Blake Hounshell writes:
Surge or no surge, it’s extremely doubtful the U.S. occupation can ultimately produce a successful Iraq—a stable, unitary, democratizing state at peace with its neighbors. The surge is merely the most preliminary precursor to this intended outcome, and even Petraeus admits that it could all come undone overnight. For that matter, Iraq is just one part of a larger strategic picture, as former CENTCOM commander Adm. William J. Fallon tried to impress upon the Bush administration before he resigned. A myopic, irrational focus on Iraq has impaired the United States from making progress on the Arab-Israeli conflict, managing the rise of China, and everything in between. In short, the Iraq war is long past being worth the $120 billion a year being spent to wage it—an amount that exceeds Iraq’s entire annual economic output.

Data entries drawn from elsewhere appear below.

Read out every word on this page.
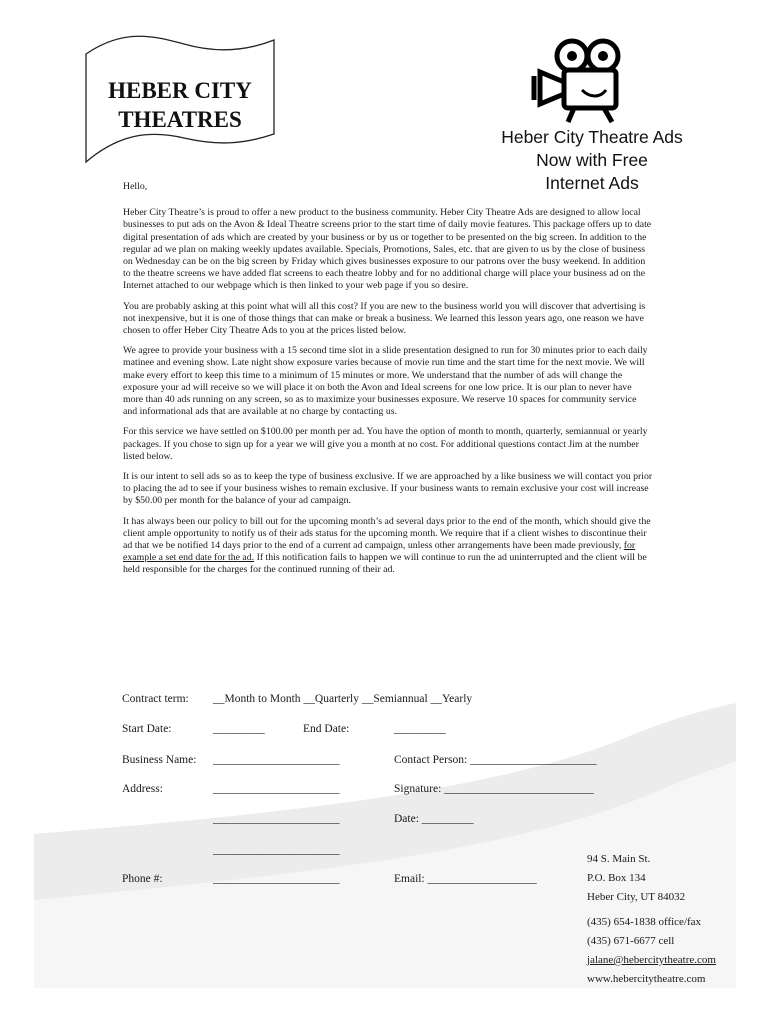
HEBER CITY
THEATRES
Heber City Theatre Ads
Now with Free
Internet Ads

Hello,

Heber City Theatre’s is proud to offer a new product to the business community. Heber City Theatre Ads are designed to allow local businesses to put ads on the Avon & Ideal Theatre screens prior to the start time of daily movie features. This package offers up to date digital presentation of ads which are created by your business or by us or together to be presented on the big screen. In addition to the regular ad we plan on making weekly updates available. Specials, Promotions, Sales, etc. that are given to us by the close of business on Wednesday can be on the big screen by Friday which gives businesses exposure to our patrons over the busy weekend. In addition to the theatre screens we have added flat screens to each theatre lobby and for no additional charge will place your business ad on the Internet attached to our webpage which is then linked to your web page if you so desire.

You are probably asking at this point what will all this cost? If you are new to the business world you will discover that advertising is not inexpensive, but it is one of those things that can make or break a business. We learned this lesson years ago, one reason we have chosen to offer Heber City Theatre Ads to you at the prices listed below.

We agree to provide your business with a 15 second time slot in a slide presentation designed to run for 30 minutes prior to each daily matinee and evening show. Late night show exposure varies because of movie run time and the start time for the next movie. We will make every effort to keep this time to a minimum of 15 minutes or more. We understand that the number of ads will change the exposure your ad will receive so we will place it on both the Avon and Ideal screens for one low price. It is our plan to never have more than 40 ads running on any screen, so as to maximize your businesses exposure. We reserve 10 spaces for community service and informational ads that are available at no charge by contacting us.

For this service we have settled on $100.00 per month per ad. You have the option of month to month, quarterly, semiannual or yearly packages. If you chose to sign up for a year we will give you a month at no cost. For additional questions contact Jim at the number listed below.

It is our intent to sell ads so as to keep the type of business exclusive. If we are approached by a like business we will contact you prior to placing the ad to see if your business wishes to remain exclusive. If your business wants to remain exclusive your cost will increase by $50.00 per month for the balance of your ad campaign.

It has always been our policy to bill out for the upcoming month’s ad several days prior to the end of the month, which should give the client ample opportunity to notify us of their ads status for the upcoming month. We require that if a client wishes to discontinue their ad that we be notified 14 days prior to the end of a current ad campaign, unless other arrangements have been made previously, for example a set end date for the ad. If this notification fails to happen we will continue to run the ad uninterrupted and the client will be held responsible for the charges for the continued running of their ad.

Contract term: __Month to Month __Quarterly __Semiannual __Yearly
Start Date:	_________	End Date:	_________
Business Name: ______________________	Contact Person: ______________________
Address:	______________________	Signature: __________________________
______________________	Date: _________
______________________
Phone #:	______________________	Email: ___________________
94 S. Main St.
P.O. Box 134
Heber City, UT 84032
(435) 654-1838 office/fax
(435) 671-6677 cell
jalane@hebercitytheatre.com
www.hebercitytheatre.com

This is hardly the fault of Petraeus, a brilliant general tasked with a nearly impossible mission. Building a decent political order in Iraq has always been something of a fantasy. Even if Petraeus somehow succeeds in bringing violence down to a manageable level, it may be generations before Iraq becomes the “dramatic and inspiring example of freedom” in the Middle East that President Bush has repeatedly invoked. Instead, it will most likely evolve into a country plagued by instability, ethnosectarian violence, weak institutions, and unreliable oil production—if we’re lucky. Few Americans would support spending $12 billion a month in Iraq if they understood that they were buying, at best, another Nigeria, and at worst, Somalia with oil.